$4$ balls are randomly distributed into $3$ cells. the probability that there is a cell that contains exactly $2$ balls

Question

$4$ balls are randomly distributed into $3$ cells ($3^4=81$ possibilities of equal probability).

What is the probability that there is a cell that contains exactly $2$ balls?

The correct answer is: $\frac{2}{3}$, but i know don't where was i mistaken.

Here was my idea:

Let's define: $\forall _{i=1,2,3}:A_i$ = The event that cell #$i$ contains exactly $2$ balls.

Then, according to the Inclusion–exclusion principle, the answer should be:

$P_{solution} = P(A_1 \cup A_2 \cup A_3) = P(A_1)+P(A_2)+P(A_3)-P(A_1\cap A_2)-P(A_1\cap A_3)-P(A_2\cap A_3)+P(A_1\cap A_2 \cap A_3)$

Where:
$$
\forall _{i=1,2,3}: \quad P(A_i)=\frac{{4 \choose 2}*2^2}{3^4}=\frac{8}{27}
$$
$$
\forall_{i \neq j}: \quad P(A_i \cap A_j)= \frac{{4 \choose 2}*2}{3^4}=\frac{4}{27}
$$
$$
P(A_1\cap A_2 \cap A_3)=0
$$

and so:

$$P_{solution}=3*\frac{8}{27}-3*\frac{4}{27} = \frac{4}{9}$$

I can see that IF my calculation of $P(A_i \cap A_j)$ was $\frac{{4 \choose 2}}{3^4}$ (without multiplying by $2$), then that would be correct, but i can't seem not to wonder why. I have to multiply by $2$. Suppose we look at cell #1 and cell #2: I need to choose $2$ balls out of $4$, that's $4 \choose 2$. Let's say i chose the the balls $\{1,3\}$ and $\{2,4\}$, then i must decide which cell will get the $\{1,3\}$ set and which will the $\{2,4\}$. That's $2$ options, so we multiply by $2$.

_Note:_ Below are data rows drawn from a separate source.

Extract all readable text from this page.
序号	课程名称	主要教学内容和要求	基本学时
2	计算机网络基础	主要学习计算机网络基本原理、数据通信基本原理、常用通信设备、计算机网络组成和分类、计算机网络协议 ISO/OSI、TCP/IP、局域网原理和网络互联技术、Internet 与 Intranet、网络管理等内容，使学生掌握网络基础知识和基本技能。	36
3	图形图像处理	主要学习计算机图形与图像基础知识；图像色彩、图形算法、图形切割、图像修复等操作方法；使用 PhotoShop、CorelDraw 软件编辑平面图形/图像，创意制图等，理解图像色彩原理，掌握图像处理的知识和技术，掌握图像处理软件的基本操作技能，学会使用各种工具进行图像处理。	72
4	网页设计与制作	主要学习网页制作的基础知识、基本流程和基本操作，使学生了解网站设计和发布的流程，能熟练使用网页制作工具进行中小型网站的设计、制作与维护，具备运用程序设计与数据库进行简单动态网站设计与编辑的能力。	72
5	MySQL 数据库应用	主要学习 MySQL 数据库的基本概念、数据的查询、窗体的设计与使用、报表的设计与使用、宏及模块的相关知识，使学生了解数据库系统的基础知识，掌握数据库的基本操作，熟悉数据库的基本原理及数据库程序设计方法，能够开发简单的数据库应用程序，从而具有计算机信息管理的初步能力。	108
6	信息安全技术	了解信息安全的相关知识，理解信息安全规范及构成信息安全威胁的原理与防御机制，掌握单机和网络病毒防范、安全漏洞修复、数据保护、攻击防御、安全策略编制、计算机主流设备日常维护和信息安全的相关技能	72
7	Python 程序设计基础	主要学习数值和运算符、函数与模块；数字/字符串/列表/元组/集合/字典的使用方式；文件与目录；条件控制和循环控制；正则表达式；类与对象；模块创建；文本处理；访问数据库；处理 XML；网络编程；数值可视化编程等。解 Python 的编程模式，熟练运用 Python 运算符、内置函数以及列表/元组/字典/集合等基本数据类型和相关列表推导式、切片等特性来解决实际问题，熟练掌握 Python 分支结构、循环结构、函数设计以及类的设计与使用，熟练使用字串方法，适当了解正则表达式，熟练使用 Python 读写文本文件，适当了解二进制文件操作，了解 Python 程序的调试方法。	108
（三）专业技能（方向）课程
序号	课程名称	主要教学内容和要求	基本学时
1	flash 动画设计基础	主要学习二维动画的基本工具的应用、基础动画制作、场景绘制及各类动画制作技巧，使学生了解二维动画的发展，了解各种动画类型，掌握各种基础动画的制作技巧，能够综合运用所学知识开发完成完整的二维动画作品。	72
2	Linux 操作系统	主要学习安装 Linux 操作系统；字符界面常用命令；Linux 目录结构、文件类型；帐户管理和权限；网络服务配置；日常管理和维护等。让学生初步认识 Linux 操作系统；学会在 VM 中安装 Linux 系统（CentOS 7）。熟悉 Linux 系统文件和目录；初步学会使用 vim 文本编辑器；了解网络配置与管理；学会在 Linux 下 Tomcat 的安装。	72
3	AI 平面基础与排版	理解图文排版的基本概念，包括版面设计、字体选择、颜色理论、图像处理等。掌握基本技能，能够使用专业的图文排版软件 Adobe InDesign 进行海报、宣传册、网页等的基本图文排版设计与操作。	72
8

Any idea? Where was i mistaken? Can you show me your solutions?

Answer 1

In the approach you take, it should be,

$P = \displaystyle 3 \cdot {4 \choose 2} \cdot \frac{2^2}{3^4} - 3 \cdot {4 \choose 2} \cdot \frac{1}{3^4}$

Please note that $ \displaystyle P(A_i \cap A_j) = {4 \choose 2} \cdot \frac{1}{3^4}$

Explanation: Once you choose two of the three cells for $2$ balls each, there are ${4 \choose 2}$ ways of choosing balls for the first of the selected two cells and the remaining two go to the second cell. In other words, they are already ordered and you should not multiply by $2$.

However for this question, instead of Principle of Inclusion Exclusion, you can choose direct counting too as there are only two cases.